/news/politics
Navigation

Québec saborde les expos sciences, l'Agence Science-Presse et la revue Les Débrouillards

Les Débrouillards
Photo courtoisie. Les Débrouillards

Coup d'oeil sur cet article

La promotion de la science n’est plus une priorité du gouvernement Couillard, qui met officiellement la hache dans les expo-sciences, l’Agence Science-Presse et la revue Les Débrouillards.

Les expo-sciences, qui permettent à des milliers de jeunes élèves de participer à un concours scientifique au plan local, régional et national depuis 50 ans, ne seront plus financées par Québec. «Le gouvernement nous a dit que ça ne cadrait pas avec le développement de la relève scientifique», affirme en entrevue au Bureau parlementaire Roland Grand’Maison, directeur général du Conseil de développement du loisir scientifique.

«On va se battre pour que ça reste en vie, mais ça va être difficile», estime M. Grand’Maison.
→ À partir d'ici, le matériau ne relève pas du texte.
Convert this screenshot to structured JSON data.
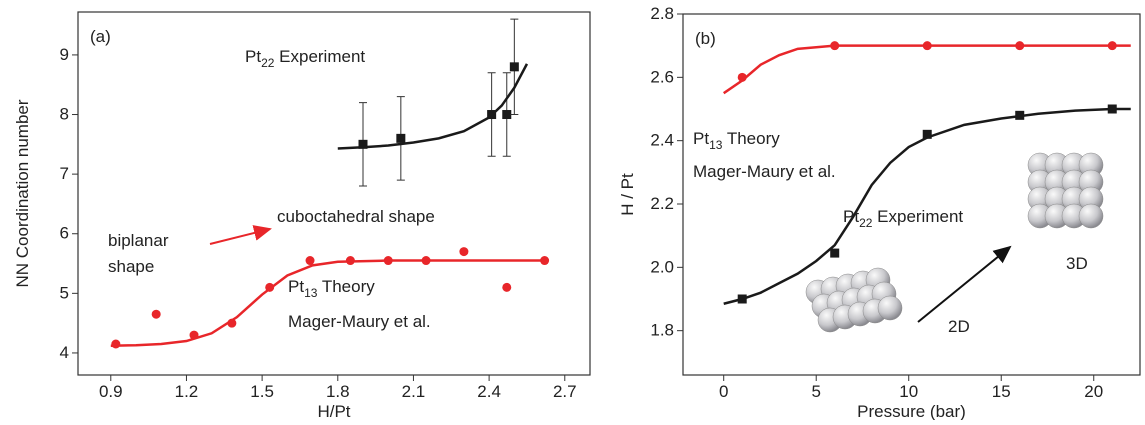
{
  "chart_data": [
    {
      "type": "scatter",
      "panel": "(a)",
      "x_label": "H/Pt",
      "y_label": "NN Coordination number",
      "xlim": [
        0.77,
        2.8
      ],
      "ylim": [
        3.63,
        9.72
      ],
      "xticks": [
        0.9,
        1.2,
        1.5,
        1.8,
        2.1,
        2.4,
        2.7
      ],
      "yticks": [
        4,
        5,
        6,
        7,
        8,
        9
      ],
      "series": [
        {
          "color": "#1a1a1a",
          "marker": "square",
          "x": [
            1.9,
            2.05,
            2.41,
            2.47,
            2.5
          ],
          "values": [
            7.5,
            7.6,
            8.0,
            8.0,
            8.8
          ],
          "errors": [
            0.7,
            0.7,
            0.7,
            0.7,
            0.8
          ]
        },
        {
          "color": "#1a1a1a",
          "marker": "line",
          "x": [
            1.8,
            1.9,
            2.0,
            2.1,
            2.2,
            2.3,
            2.4,
            2.45,
            2.5,
            2.55
          ],
          "values": [
            7.43,
            7.45,
            7.48,
            7.53,
            7.6,
            7.72,
            7.95,
            8.15,
            8.45,
            8.85
          ]
        },
        {
          "color": "#e8262a",
          "marker": "circle",
          "x": [
            0.92,
            1.08,
            1.23,
            1.38,
            1.53,
            1.69,
            1.85,
            2.0,
            2.15,
            2.3,
            2.47,
            2.62
          ],
          "values": [
            4.15,
            4.65,
            4.3,
            4.5,
            5.1,
            5.55,
            5.55,
            5.55,
            5.55,
            5.7,
            5.1,
            5.55
          ]
        },
        {
          "color": "#e8262a",
          "marker": "line",
          "x": [
            0.9,
            1.0,
            1.1,
            1.2,
            1.3,
            1.4,
            1.5,
            1.6,
            1.7,
            1.8,
            2.0,
            2.2,
            2.4,
            2.62
          ],
          "values": [
            4.12,
            4.13,
            4.15,
            4.2,
            4.33,
            4.6,
            4.98,
            5.3,
            5.47,
            5.53,
            5.55,
            5.55,
            5.55,
            5.55
          ]
        }
      ],
      "annotations": [
        [
          "Pt",
          "22",
          " Experiment"
        ],
        "biplanar",
        "shape",
        "cuboctahedral shape",
        [
          "Pt",
          "13",
          " Theory"
        ],
        "Mager-Maury et al."
      ]
    },
    {
      "type": "scatter",
      "panel": "(b)",
      "x_label": "Pressure (bar)",
      "y_label": "H / Pt",
      "xlim": [
        -2.2,
        22.5
      ],
      "ylim": [
        1.66,
        2.8
      ],
      "xticks": [
        0,
        5,
        10,
        15,
        20
      ],
      "yticks": [
        1.8,
        {
          "value": 2,
          "label": "2.0"
        },
        2.2,
        2.4,
        2.6,
        2.8
      ],
      "series": [
        {
          "color": "#e8262a",
          "marker": "circle",
          "x": [
            1,
            6,
            11,
            16,
            21
          ],
          "values": [
            2.6,
            2.7,
            2.7,
            2.7,
            2.7
          ]
        },
        {
          "color": "#e8262a",
          "marker": "line",
          "x": [
            0,
            1,
            2,
            3,
            4,
            5,
            6,
            8,
            10,
            15,
            20,
            22
          ],
          "values": [
            2.55,
            2.59,
            2.64,
            2.67,
            2.69,
            2.695,
            2.7,
            2.7,
            2.7,
            2.7,
            2.7,
            2.7
          ]
        },
        {
          "color": "#1a1a1a",
          "marker": "square",
          "x": [
            1,
            6,
            11,
            16,
            21
          ],
          "values": [
            1.9,
            2.045,
            2.42,
            2.48,
            2.5
          ]
        },
        {
          "color": "#1a1a1a",
          "marker": "line",
          "x": [
            0,
            1,
            2,
            3,
            4,
            5,
            6,
            7,
            8,
            9,
            10,
            11,
            13,
            15,
            17,
            19,
            21,
            22
          ],
          "values": [
            1.885,
            1.9,
            1.92,
            1.95,
            1.98,
            2.02,
            2.07,
            2.16,
            2.26,
            2.33,
            2.38,
            2.41,
            2.45,
            2.47,
            2.485,
            2.495,
            2.5,
            2.5
          ]
        }
      ],
      "annotations": [
        [
          "Pt",
          "13",
          " Theory"
        ],
        "Mager-Maury et al.",
        [
          "Pt",
          "22",
          " Experiment"
        ],
        "2D",
        "3D"
      ]
    }
  ]
}
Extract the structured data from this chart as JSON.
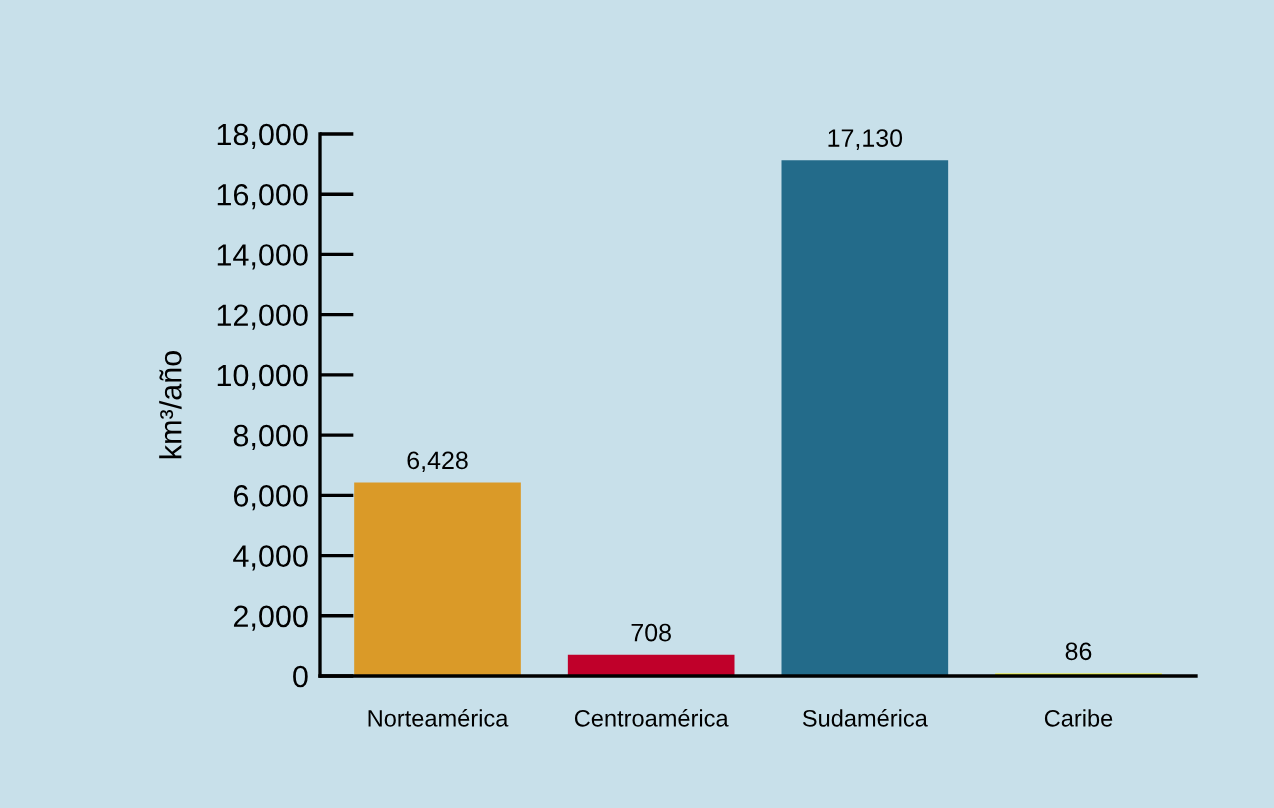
{
  "chart_data": {
    "type": "bar",
    "ylabel": "km³/año",
    "categories": [
      "Norteamérica",
      "Centroamérica",
      "Sudamérica",
      "Caribe"
    ],
    "values": [
      6428,
      708,
      17130,
      86
    ],
    "colors": [
      "#da9a28",
      "#c0002a",
      "#236b8a",
      "#f5f012"
    ],
    "value_labels": [
      "6,428",
      "708",
      "17,130",
      "86"
    ],
    "ylim": [
      0,
      18000
    ],
    "yticks": [
      {
        "value": 0,
        "label": "0"
      },
      {
        "value": 2000,
        "label": "2,000"
      },
      {
        "value": 4000,
        "label": "4,000"
      },
      {
        "value": 6000,
        "label": "6,000"
      },
      {
        "value": 8000,
        "label": "8,000"
      },
      {
        "value": 10000,
        "label": "10,000"
      },
      {
        "value": 12000,
        "label": "12,000"
      },
      {
        "value": 14000,
        "label": "14,000"
      },
      {
        "value": 16000,
        "label": "16,000"
      },
      {
        "value": 18000,
        "label": "18,000"
      }
    ],
    "grid": false,
    "legend": false
  }
}
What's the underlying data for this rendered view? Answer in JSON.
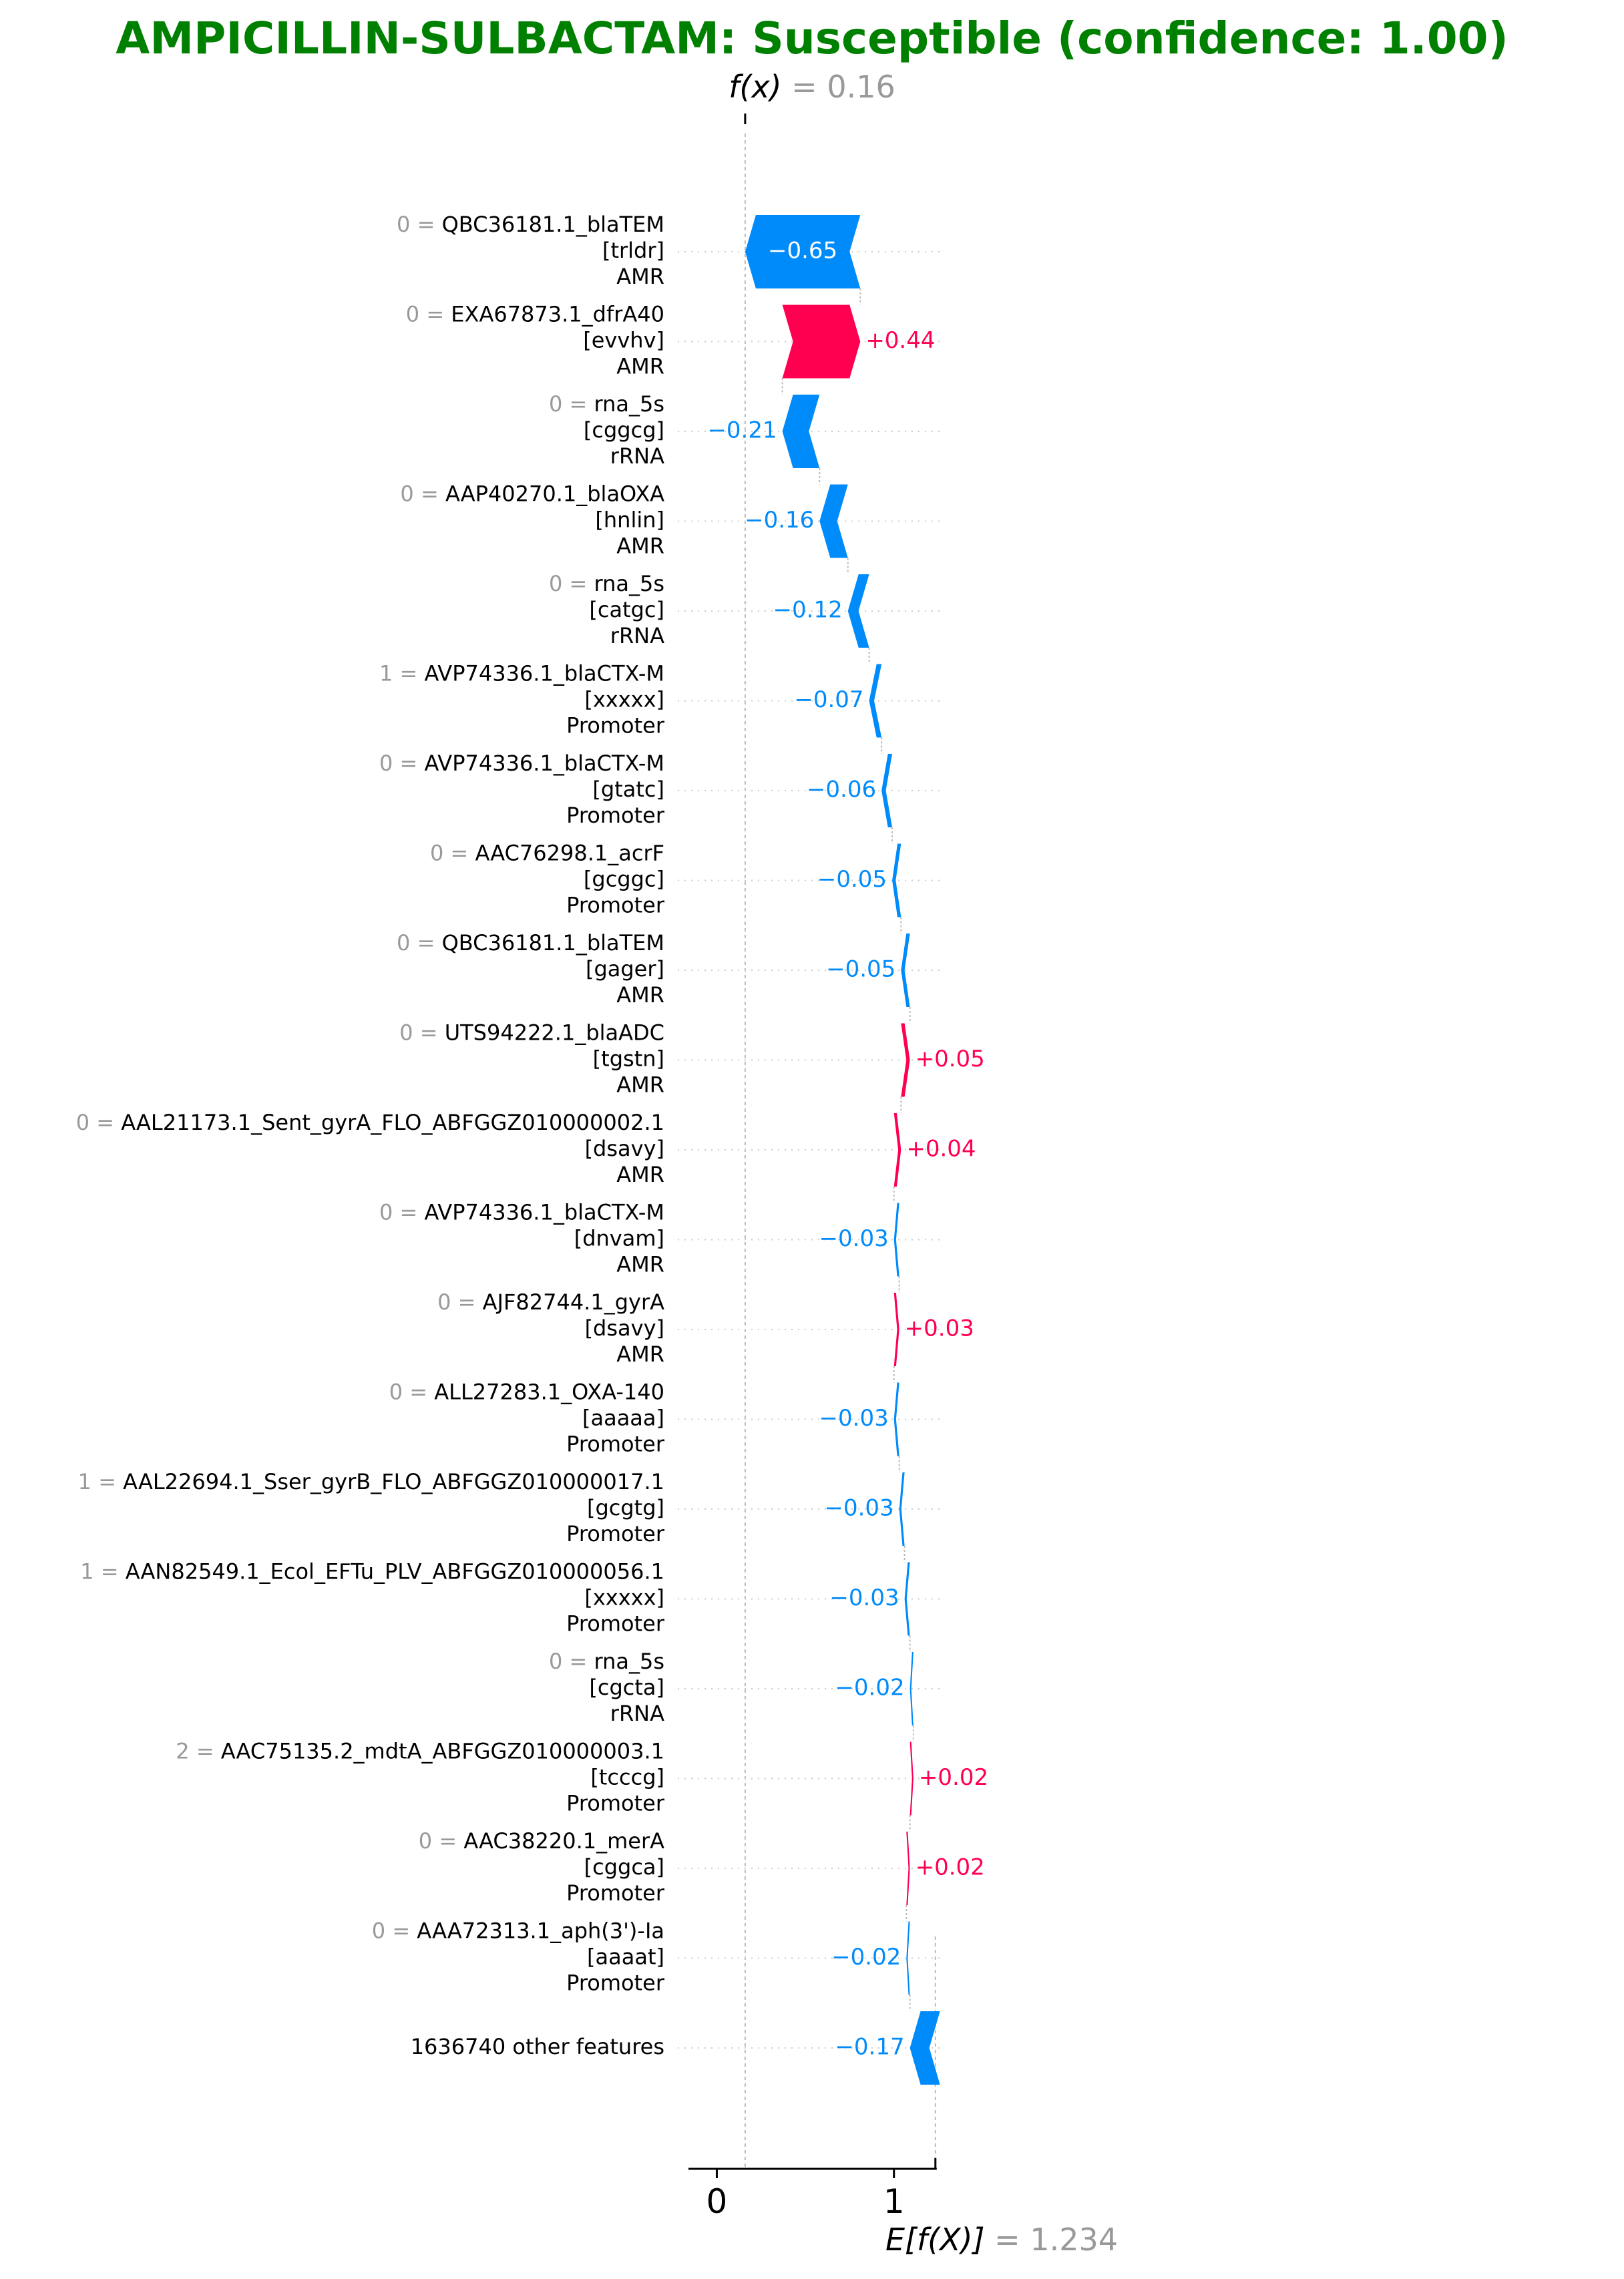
{
  "title": "AMPICILLIN-SULBACTAM: Susceptible (confidence: 1.00)",
  "colors": {
    "title": "#008000",
    "negative": "#008bfb",
    "positive": "#ff0051",
    "muted": "#999999",
    "text": "#000000",
    "bar_label": "#ffffff"
  },
  "chart_data": {
    "type": "waterfall",
    "fx_label": "f(x)",
    "fx_value": "0.16",
    "ex_label": "E[f(X)]",
    "ex_value": "1.234",
    "base_value": 1.234,
    "output_value": 0.16,
    "xlim": [
      -0.16,
      1.28
    ],
    "xticks": [
      {
        "value": 0,
        "label": "0"
      },
      {
        "value": 1,
        "label": "1"
      }
    ],
    "features": [
      {
        "value": "0",
        "lines": [
          "QBC36181.1_blaTEM",
          "[trldr]",
          "AMR"
        ],
        "shap": -0.65,
        "label": "−0.65"
      },
      {
        "value": "0",
        "lines": [
          "EXA67873.1_dfrA40",
          "[evvhv]",
          "AMR"
        ],
        "shap": 0.44,
        "label": "+0.44"
      },
      {
        "value": "0",
        "lines": [
          "rna_5s",
          "[cggcg]",
          "rRNA"
        ],
        "shap": -0.21,
        "label": "−0.21"
      },
      {
        "value": "0",
        "lines": [
          "AAP40270.1_blaOXA",
          "[hnlin]",
          "AMR"
        ],
        "shap": -0.16,
        "label": "−0.16"
      },
      {
        "value": "0",
        "lines": [
          "rna_5s",
          "[catgc]",
          "rRNA"
        ],
        "shap": -0.12,
        "label": "−0.12"
      },
      {
        "value": "1",
        "lines": [
          "AVP74336.1_blaCTX-M",
          "[xxxxx]",
          "Promoter"
        ],
        "shap": -0.07,
        "label": "−0.07"
      },
      {
        "value": "0",
        "lines": [
          "AVP74336.1_blaCTX-M",
          "[gtatc]",
          "Promoter"
        ],
        "shap": -0.06,
        "label": "−0.06"
      },
      {
        "value": "0",
        "lines": [
          "AAC76298.1_acrF",
          "[gcggc]",
          "Promoter"
        ],
        "shap": -0.05,
        "label": "−0.05"
      },
      {
        "value": "0",
        "lines": [
          "QBC36181.1_blaTEM",
          "[gager]",
          "AMR"
        ],
        "shap": -0.05,
        "label": "−0.05"
      },
      {
        "value": "0",
        "lines": [
          "UTS94222.1_blaADC",
          "[tgstn]",
          "AMR"
        ],
        "shap": 0.05,
        "label": "+0.05"
      },
      {
        "value": "0",
        "lines": [
          "AAL21173.1_Sent_gyrA_FLO_ABFGGZ010000002.1",
          "[dsavy]",
          "AMR"
        ],
        "shap": 0.04,
        "label": "+0.04"
      },
      {
        "value": "0",
        "lines": [
          "AVP74336.1_blaCTX-M",
          "[dnvam]",
          "AMR"
        ],
        "shap": -0.03,
        "label": "−0.03"
      },
      {
        "value": "0",
        "lines": [
          "AJF82744.1_gyrA",
          "[dsavy]",
          "AMR"
        ],
        "shap": 0.03,
        "label": "+0.03"
      },
      {
        "value": "0",
        "lines": [
          "ALL27283.1_OXA-140",
          "[aaaaa]",
          "Promoter"
        ],
        "shap": -0.03,
        "label": "−0.03"
      },
      {
        "value": "1",
        "lines": [
          "AAL22694.1_Sser_gyrB_FLO_ABFGGZ010000017.1",
          "[gcgtg]",
          "Promoter"
        ],
        "shap": -0.03,
        "label": "−0.03"
      },
      {
        "value": "1",
        "lines": [
          "AAN82549.1_Ecol_EFTu_PLV_ABFGGZ010000056.1",
          "[xxxxx]",
          "Promoter"
        ],
        "shap": -0.03,
        "label": "−0.03"
      },
      {
        "value": "0",
        "lines": [
          "rna_5s",
          "[cgcta]",
          "rRNA"
        ],
        "shap": -0.02,
        "label": "−0.02"
      },
      {
        "value": "2",
        "lines": [
          "AAC75135.2_mdtA_ABFGGZ010000003.1",
          "[tcccg]",
          "Promoter"
        ],
        "shap": 0.02,
        "label": "+0.02"
      },
      {
        "value": "0",
        "lines": [
          "AAC38220.1_merA",
          "[cggca]",
          "Promoter"
        ],
        "shap": 0.02,
        "label": "+0.02"
      },
      {
        "value": "0",
        "lines": [
          "AAA72313.1_aph(3')-Ia",
          "[aaaat]",
          "Promoter"
        ],
        "shap": -0.02,
        "label": "−0.02"
      },
      {
        "value": "",
        "lines": [
          "1636740 other features"
        ],
        "shap": -0.17,
        "label": "−0.17"
      }
    ]
  }
}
Du jour au lendemain, l’organisme perd 350 000 $, soit 40 % de son budget. D’autres activités sont aussi en péril. Le Club des débrouillards, qui «propose aux jeunes de 4 à 12 ans de s'initier concrètement à l'univers scientifique» en réalisant en classe les expériences de la célèbre revue, va aussi écoper.

Les Publications BLD, qui éditent trois magazines jeunesse, dont Les Débrouillards, encaissent également un dur coup en cette fin d’année avec l’annulation de leur subvention annuelle de 175 000 $. L’éditeur des Débrouillards, Félix Maltais, a affirmé en entrevue que 7 % des sources de revenus des Publications BLD, fondées il y a trois décennies, s’envolent du même coup. «C’est inacceptable et inattendu aussi, il n’y a rien qui a de bon sens dans cette décision-là», a-t-il lancé.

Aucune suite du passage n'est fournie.